The first objective is that others can find your data easily.
- Upload the underlying data of your scientific publications to an online data repository. This might be a discipline-specific one or a generalist repository such as Zenodo.
- Include a link to the dataset in the data statement of your scientific publication, so readers can easily find it.
- Avoid broken links by choosing a data repository that gives datasets persistent identifiers (DOI, URN).
- Include keywords and rich metadata when uploading your data to the repository to ensure the dataset shows up in online searchers.
- If you cannot share the data itself, publish the descriptive metadata so other researchers know what you’re working on and can get in touch to collaborate.
- Choose data repositories that are integrated with the wider national and international research infrastructures, so that information of your dataset travels as far as possible and can be found by as many people as possible.
The second objective is that once found, the data files or their metadata can be accessed with as few barriers as possible.
- Check that your chosen data repository allows the data files to be downloaded through a free and open protocol, such as directly from the repository’s secure HTML page.
- Make sure that your data files can be downloaded and opened without any specialist programmes. For example, if you have created software that is needed to read the data, include it with the dataset.
- Be clear about any access limitations to the data you might have in place. These might as embargos or needing to request access from a committee. Accessible does not necessarily mean open or free.
- Include contact details such as email or phone number in the metadata, in case anyone would like to get in touch about the data or request access.
- Think about how long the data will be available. Here rich metadata is useful again as it often available longer than the data files.
The third objective is for the data to be in a format and form that easily understood by others in your field as well as machines.

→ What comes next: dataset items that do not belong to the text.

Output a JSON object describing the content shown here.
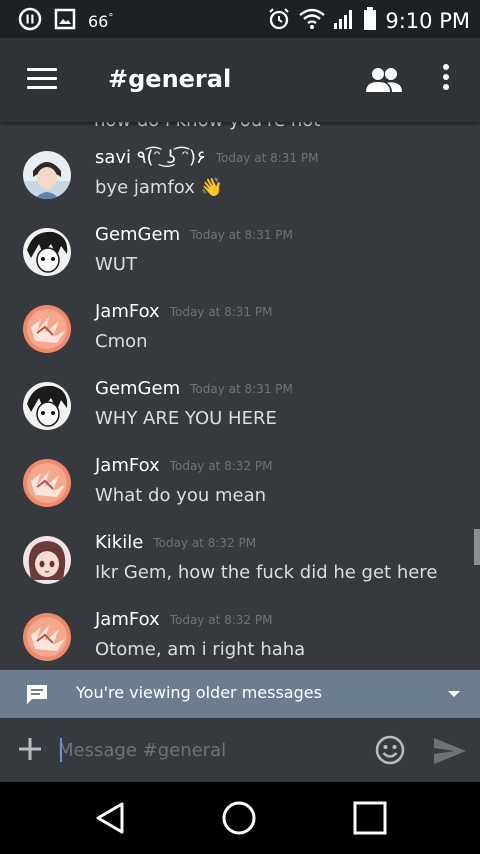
{
  "status_bar": {
    "battery_level": "66",
    "degree_sign": "°",
    "time": "9:10 PM",
    "icons": [
      "recording-icon",
      "image-icon",
      "alarm-icon",
      "wifi-icon",
      "signal-icon",
      "battery-icon"
    ]
  },
  "app_bar": {
    "channel_name": "#general",
    "icons": [
      "menu-icon",
      "members-icon",
      "more-icon"
    ]
  },
  "messages": {
    "partial_previous": "how do i know you're not",
    "items": [
      {
        "author": "savi ٩(͡ᵔ ͜ʖ ͡ᵔ)۶",
        "time": "Today at 8:31 PM",
        "text": "bye jamfox",
        "emoji": "👋",
        "avatar": "savi-avatar"
      },
      {
        "author": "GemGem",
        "time": "Today at 8:31 PM",
        "text": "WUT",
        "avatar": "gemgem-avatar"
      },
      {
        "author": "JamFox",
        "time": "Today at 8:31 PM",
        "text": "Cmon",
        "avatar": "jamfox-avatar"
      },
      {
        "author": "GemGem",
        "time": "Today at 8:31 PM",
        "text": "WHY ARE YOU HERE",
        "avatar": "gemgem-avatar"
      },
      {
        "author": "JamFox",
        "time": "Today at 8:32 PM",
        "text": "What do you mean",
        "avatar": "jamfox-avatar"
      },
      {
        "author": "Kikile",
        "time": "Today at 8:32 PM",
        "text": "Ikr Gem, how the fuck did he get here",
        "avatar": "kikile-avatar"
      },
      {
        "author": "JamFox",
        "time": "Today at 8:32 PM",
        "text": "Otome, am i right haha",
        "avatar": "jamfox-avatar"
      }
    ]
  },
  "older_banner": {
    "label": "You're viewing older messages"
  },
  "composer": {
    "placeholder": "Message #general"
  },
  "colors": {
    "background": "#36393e",
    "app_bar": "#2f3237",
    "banner": "#6b7d8f",
    "accent": "#7289da",
    "timestamp": "#6f7277"
  }
}
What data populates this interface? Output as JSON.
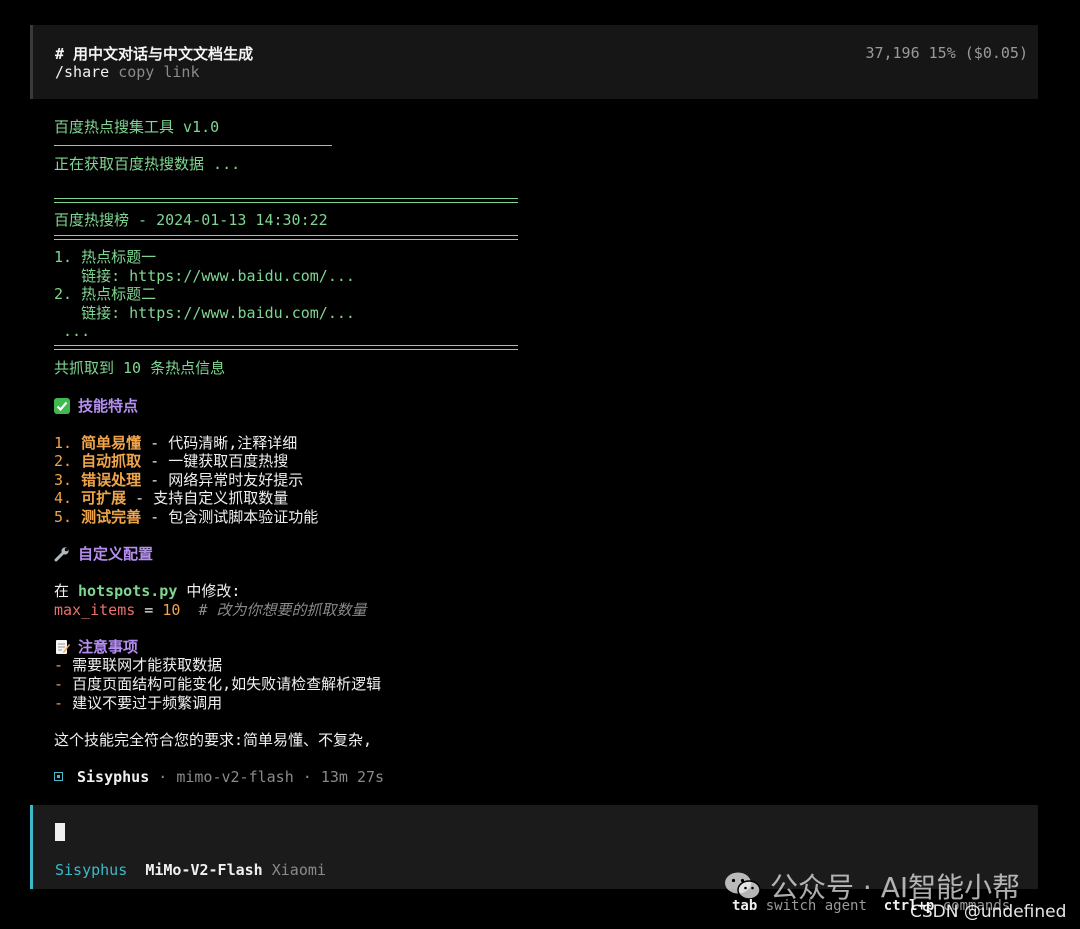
{
  "header": {
    "title": "# 用中文对话与中文文档生成",
    "share_cmd": "/share",
    "share_hint": "copy link",
    "tokens": "37,196",
    "usage": "15% ($0.05)"
  },
  "output": {
    "tool_name": "百度热点搜集工具 v1.0",
    "fetching": "正在获取百度热搜数据 ...",
    "board_title": "百度热搜榜 - 2024-01-13 14:30:22",
    "items": [
      {
        "num": "1.",
        "title": "热点标题一",
        "link_label": "链接:",
        "link": "https://www.baidu.com/..."
      },
      {
        "num": "2.",
        "title": "热点标题二",
        "link_label": "链接:",
        "link": "https://www.baidu.com/..."
      }
    ],
    "ellipsis": "...",
    "summary": "共抓取到 10 条热点信息"
  },
  "features": {
    "heading": "技能特点",
    "icon": "check-mark-icon",
    "list": [
      {
        "num": "1.",
        "name": "简单易懂",
        "desc": " - 代码清晰,注释详细"
      },
      {
        "num": "2.",
        "name": "自动抓取",
        "desc": " - 一键获取百度热搜"
      },
      {
        "num": "3.",
        "name": "错误处理",
        "desc": " - 网络异常时友好提示"
      },
      {
        "num": "4.",
        "name": "可扩展",
        "desc": " - 支持自定义抓取数量"
      },
      {
        "num": "5.",
        "name": "测试完善",
        "desc": " - 包含测试脚本验证功能"
      }
    ]
  },
  "config": {
    "heading": "自定义配置",
    "icon": "wrench-icon",
    "prefix": "在 ",
    "file": "hotspots.py",
    "suffix": " 中修改:",
    "var": "max_items",
    "eq": " = ",
    "value": "10",
    "comment": "  # 改为你想要的抓取数量"
  },
  "notes": {
    "heading": "注意事项",
    "icon": "memo-icon",
    "list": [
      "需要联网才能获取数据",
      "百度页面结构可能变化,如失败请检查解析逻辑",
      "建议不要过于频繁调用"
    ],
    "bullet": "-"
  },
  "closing": "这个技能完全符合您的要求:简单易懂、不复杂,",
  "status": {
    "agent": "Sisyphus",
    "sep": " · ",
    "model": "mimo-v2-flash",
    "elapsed": "13m 27s"
  },
  "input": {
    "agent": "Sisyphus",
    "model": "MiMo-V2-Flash",
    "provider": "Xiaomi"
  },
  "hints": {
    "tab_key": "tab",
    "tab_desc": " switch agent",
    "ctrl_key": "ctrl+p",
    "ctrl_desc": " commands"
  },
  "watermark": {
    "text": "公众号 · AI智能小帮",
    "csdn": "CSDN @undefined"
  },
  "colors": {
    "green": "#7fd691",
    "orange": "#f0a54a",
    "purple": "#b48ef0",
    "cyan": "#3bbac9",
    "red": "#e8716a"
  }
}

- Find out the standards and vocabularies that are used to define common words, concepts or units in your field and use these to name and describe your data. This increases semantic interoperability and reduces the risk of others misinterpreting the data.
- If there is no standard ontology in your field, provide short guidance on how you have named and ordered your data. This could be done in a README file where you explain what abbreviations or measurement units were used.
- Upload the data in a file format that is easy to open and extract information from. It is easier to copy information from an Excel table than a PDF table.
- Most data repositories follow a standard vocabulary in describing their content. When you upload a dataset to Zenodo, the metadata the repository asks you to fill in will be automatically in the JSON Schema. This is also a part of interoperability.
- If reusing data, link the reused datasets to your own dataset in the data repository.
The fourth objective is that the data can be readily reused by others.
- Assign your data a license that clearly stipulates how the data can be reused. We recommend Creative Commons for datasets and MIT or Apache 2.0 for software. Read more on choosing a software license here.
- Mark the licence information clearly in the metadata.
- Consider what information would be useful to researchers reusing your data. Provide this information in your documentation, e.g. the dataset’s file naming conventions, folder structure, abbreviations used and units of measurement.
- Data provenance gives context to the conditions under which the research was made. Being explicit about how the data was collected, processed reduces the risk of the data being misinterpreted or misused. Document the workflow that led to the data and include it with your dataset.